Go to the hard drive manufacturer's site and download their utilities. I have had drives just mis-report their SMART settings and be labeled as 'bad'.
Hope that helps! :)
Enablingwolf
05-28-05, 04:38 PM
I have a 40gig seagate that has been reporting as bad via S.M.A.R.T. For about 4+ years now. It still does rather well and never barfed up on Windows. You could do a surface scan and see if the disk is alright and it just has some minor issues that make it reasonably usable.

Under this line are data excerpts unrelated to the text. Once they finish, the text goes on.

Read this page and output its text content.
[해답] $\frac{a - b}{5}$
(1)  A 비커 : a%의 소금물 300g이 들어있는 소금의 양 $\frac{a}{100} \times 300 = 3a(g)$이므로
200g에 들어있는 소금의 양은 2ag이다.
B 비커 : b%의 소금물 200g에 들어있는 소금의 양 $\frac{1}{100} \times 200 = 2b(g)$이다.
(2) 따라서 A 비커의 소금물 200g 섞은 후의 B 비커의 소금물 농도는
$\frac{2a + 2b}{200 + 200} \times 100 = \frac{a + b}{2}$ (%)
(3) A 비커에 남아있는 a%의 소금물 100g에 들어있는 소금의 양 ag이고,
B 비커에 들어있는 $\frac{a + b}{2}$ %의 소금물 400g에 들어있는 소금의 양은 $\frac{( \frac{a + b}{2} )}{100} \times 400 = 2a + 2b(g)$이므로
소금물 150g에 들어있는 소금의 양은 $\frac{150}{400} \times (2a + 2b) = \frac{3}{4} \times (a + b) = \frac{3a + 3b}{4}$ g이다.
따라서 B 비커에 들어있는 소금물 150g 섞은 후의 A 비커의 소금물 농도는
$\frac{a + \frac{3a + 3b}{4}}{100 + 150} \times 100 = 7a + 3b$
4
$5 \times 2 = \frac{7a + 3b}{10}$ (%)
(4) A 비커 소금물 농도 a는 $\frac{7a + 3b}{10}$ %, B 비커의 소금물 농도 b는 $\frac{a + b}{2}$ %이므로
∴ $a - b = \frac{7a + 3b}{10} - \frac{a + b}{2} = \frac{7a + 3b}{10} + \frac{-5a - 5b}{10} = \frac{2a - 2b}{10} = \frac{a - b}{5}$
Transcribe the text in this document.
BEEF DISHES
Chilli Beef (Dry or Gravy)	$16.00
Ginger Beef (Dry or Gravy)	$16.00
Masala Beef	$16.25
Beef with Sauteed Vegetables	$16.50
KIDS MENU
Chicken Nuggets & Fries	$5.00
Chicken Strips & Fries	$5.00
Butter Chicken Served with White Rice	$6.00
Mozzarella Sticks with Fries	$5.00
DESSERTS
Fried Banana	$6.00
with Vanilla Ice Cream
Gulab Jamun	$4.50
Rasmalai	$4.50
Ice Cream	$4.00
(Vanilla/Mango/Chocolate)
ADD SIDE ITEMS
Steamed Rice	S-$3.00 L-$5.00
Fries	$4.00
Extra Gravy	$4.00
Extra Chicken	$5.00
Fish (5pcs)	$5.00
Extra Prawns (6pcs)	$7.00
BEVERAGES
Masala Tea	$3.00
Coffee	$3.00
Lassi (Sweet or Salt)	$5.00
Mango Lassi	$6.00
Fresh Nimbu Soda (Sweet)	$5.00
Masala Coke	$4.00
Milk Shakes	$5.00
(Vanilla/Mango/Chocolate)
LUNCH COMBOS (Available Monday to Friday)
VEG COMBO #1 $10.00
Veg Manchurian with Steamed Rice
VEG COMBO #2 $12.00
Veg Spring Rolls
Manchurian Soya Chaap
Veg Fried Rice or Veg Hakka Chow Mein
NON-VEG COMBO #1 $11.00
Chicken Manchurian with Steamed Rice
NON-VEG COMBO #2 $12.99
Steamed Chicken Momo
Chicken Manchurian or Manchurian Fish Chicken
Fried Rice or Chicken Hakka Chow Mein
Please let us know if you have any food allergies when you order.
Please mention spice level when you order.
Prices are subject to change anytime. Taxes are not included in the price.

I have had cables that were not the greatest and gave smart errors before, once I got new cabling the errors went away.
AzNaLaN15
05-28-05, 04:57 PM
^ haha seeeeee! =] dont trust SMART!
Enablingwolf
05-28-05, 05:04 PM
^ haha seeeeee! =] dont trust SMART!
I trust smart alot. I know when I get errors it is time to look into it.
Mr_Fuchs
05-28-05, 07:15 PM
will try write the drive with0's but how is that possible ? full format isnt the same is it ?
Enablingwolf
05-29-05, 12:56 AM
Zero-ing a drive is more than a format. It is overwriting a drive. Once you zero a drive data recovery is really difficult if not impossible. For home use, one pass is usually good enough.
I use a program called killdisk. It is slower than most but is free, and can be booted from a floppy.
Stedeman
05-29-05, 01:06 AM
Check the manufacture web site for tools, a low level format may be the trick to getting it back up and running right.